The Image Bank is a characterization of a certain condition that defines image culture today - when the image of the thing is often more consumed than the thing itself. This condition has great implications on how we engage with the institution of art. Artie Vierkant defines this condition as part of a greater contemporary movement, the post-internet. Defined by, "ubiquitous authorship, development of attention as currency, the collapse of physical space in networked culture, and the infinite reproducibility and mutability of digital materials."
Mira Henry characterizes this in regard to the art institution in a statement she made at the 2017 Syracuse School of Architecture Boghosian Fellow Symposium: Ishness & Counter Absolutes, "High culture used to float above and be appropriated down," but now, "the digital has made high culture more accessible and common, everything is up for grabs." Through increased access to art, people are now able to publish their very own images to the network, and when published through social media platforms, the subject becomes the object. In response to the critical investigation of how contemporary image culture affects the way we consume art in the museum, The Image Bank finds potential in creating a space that focuses our attention and heightens our engagement with art today. Rather than proposing an impossible return to an idealized intimacy and isolation between art object and viewer, The Image Bank creates an art environment that lives amongst the impact of image culture on this growing audience of art consumers.
The art archive now finds its place to be exposed, experienced and exhibited in the setting of the DMV. While the museum is often cited as a democratic civic space, it is still tailored towards a certain demographic. The Image Bank is interested in the dissemination of art objects into a true public realm - one that is class-less and pervasive. The Department of Motor Vehicles is on e of the only remaining truly democratic places in the United States. It's banality offers a kind of displacement that will heighten the viewer's attention, while its pervasiveness increases access to all.
The Image Bank provides custom doppelgängers of elements consistently found in the DMV: the self service unit, the waiting bench, the counter queue screens, and the field of mobile tables. These elements are hybridized through techniques found in museum storage to subvert our understanding of art display, a means of displacement for the the purpose of attention.

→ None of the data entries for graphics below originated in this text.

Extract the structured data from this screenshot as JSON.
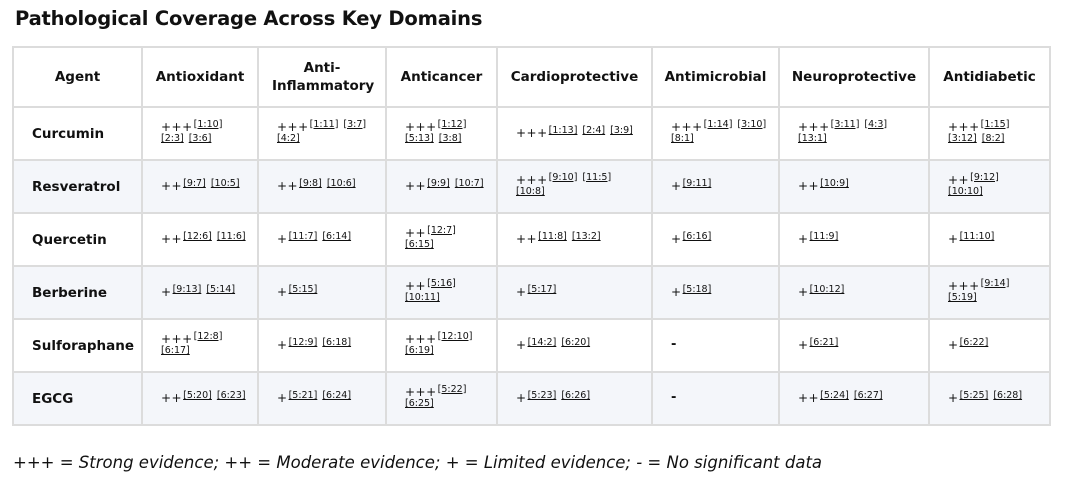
{
  "title": "Pathological Coverage Across Key Domains",
  "columns": [
    "Agent",
    "Antioxidant",
    "Anti-Inflammatory",
    "Anticancer",
    "Cardioprotective",
    "Antimicrobial",
    "Neuroprotective",
    "Antidiabetic"
  ],
  "rows": [
    {
      "agent": "Curcumin",
      "cells": [
        {
          "level": "+++",
          "cites": [
            "[1:10]",
            "[2:3]",
            "[3:6]"
          ]
        },
        {
          "level": "+++",
          "cites": [
            "[1:11]",
            "[3:7]",
            "[4:2]"
          ]
        },
        {
          "level": "+++",
          "cites": [
            "[1:12]",
            "[5:13]",
            "[3:8]"
          ]
        },
        {
          "level": "+++",
          "cites": [
            "[1:13]",
            "[2:4]",
            "[3:9]"
          ]
        },
        {
          "level": "+++",
          "cites": [
            "[1:14]",
            "[3:10]",
            "[8:1]"
          ]
        },
        {
          "level": "+++",
          "cites": [
            "[3:11]",
            "[4:3]",
            "[13:1]"
          ]
        },
        {
          "level": "+++",
          "cites": [
            "[1:15]",
            "[3:12]",
            "[8:2]"
          ]
        }
      ]
    },
    {
      "agent": "Resveratrol",
      "cells": [
        {
          "level": "++",
          "cites": [
            "[9:7]",
            "[10:5]"
          ]
        },
        {
          "level": "++",
          "cites": [
            "[9:8]",
            "[10:6]"
          ]
        },
        {
          "level": "++",
          "cites": [
            "[9:9]",
            "[10:7]"
          ]
        },
        {
          "level": "+++",
          "cites": [
            "[9:10]",
            "[11:5]",
            "[10:8]"
          ]
        },
        {
          "level": "+",
          "cites": [
            "[9:11]"
          ]
        },
        {
          "level": "++",
          "cites": [
            "[10:9]"
          ]
        },
        {
          "level": "++",
          "cites": [
            "[9:12]",
            "[10:10]"
          ]
        }
      ]
    },
    {
      "agent": "Quercetin",
      "cells": [
        {
          "level": "++",
          "cites": [
            "[12:6]",
            "[11:6]"
          ]
        },
        {
          "level": "+",
          "cites": [
            "[11:7]",
            "[6:14]"
          ]
        },
        {
          "level": "++",
          "cites": [
            "[12:7]",
            "[6:15]"
          ]
        },
        {
          "level": "++",
          "cites": [
            "[11:8]",
            "[13:2]"
          ]
        },
        {
          "level": "+",
          "cites": [
            "[6:16]"
          ]
        },
        {
          "level": "+",
          "cites": [
            "[11:9]"
          ]
        },
        {
          "level": "+",
          "cites": [
            "[11:10]"
          ]
        }
      ]
    },
    {
      "agent": "Berberine",
      "cells": [
        {
          "level": "+",
          "cites": [
            "[9:13]",
            "[5:14]"
          ]
        },
        {
          "level": "+",
          "cites": [
            "[5:15]"
          ]
        },
        {
          "level": "++",
          "cites": [
            "[5:16]",
            "[10:11]"
          ]
        },
        {
          "level": "+",
          "cites": [
            "[5:17]"
          ]
        },
        {
          "level": "+",
          "cites": [
            "[5:18]"
          ]
        },
        {
          "level": "+",
          "cites": [
            "[10:12]"
          ]
        },
        {
          "level": "+++",
          "cites": [
            "[9:14]",
            "[5:19]"
          ]
        }
      ]
    },
    {
      "agent": "Sulforaphane",
      "cells": [
        {
          "level": "+++",
          "cites": [
            "[12:8]",
            "[6:17]"
          ]
        },
        {
          "level": "+",
          "cites": [
            "[12:9]",
            "[6:18]"
          ]
        },
        {
          "level": "+++",
          "cites": [
            "[12:10]",
            "[6:19]"
          ]
        },
        {
          "level": "+",
          "cites": [
            "[14:2]",
            "[6:20]"
          ]
        },
        {
          "level": "-",
          "cites": []
        },
        {
          "level": "+",
          "cites": [
            "[6:21]"
          ]
        },
        {
          "level": "+",
          "cites": [
            "[6:22]"
          ]
        }
      ]
    },
    {
      "agent": "EGCG",
      "cells": [
        {
          "level": "++",
          "cites": [
            "[5:20]",
            "[6:23]"
          ]
        },
        {
          "level": "+",
          "cites": [
            "[5:21]",
            "[6:24]"
          ]
        },
        {
          "level": "+++",
          "cites": [
            "[5:22]",
            "[6:25]"
          ]
        },
        {
          "level": "+",
          "cites": [
            "[5:23]",
            "[6:26]"
          ]
        },
        {
          "level": "-",
          "cites": []
        },
        {
          "level": "++",
          "cites": [
            "[5:24]",
            "[6:27]"
          ]
        },
        {
          "level": "+",
          "cites": [
            "[5:25]",
            "[6:28]"
          ]
        }
      ]
    }
  ],
  "legend": "+++ = Strong evidence; ++ = Moderate evidence; + = Limited evidence; - = No significant data"
}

During one’s time at the DMV, the patron will engage with one piece of art and its associated digital media. The Image Bank will randomly generate one piece of art per patron, sourcing from all art museum digital archives that are currently available online. This art object is thermally printed on a receipt, which the patron can reference as he/she engages with the various doppelgängers on site. As the patron navigates the waiting zone, a seemingly endless flood of digital media linked to the archived piece will overwhelm the viewer’s vision. When they are done engaging with their art object, that piece is removed from The Image Bank forever. It's only remaining archival image, that of the receipt, will fade over time - eventually disappearing all together, a kind of deaccessioning.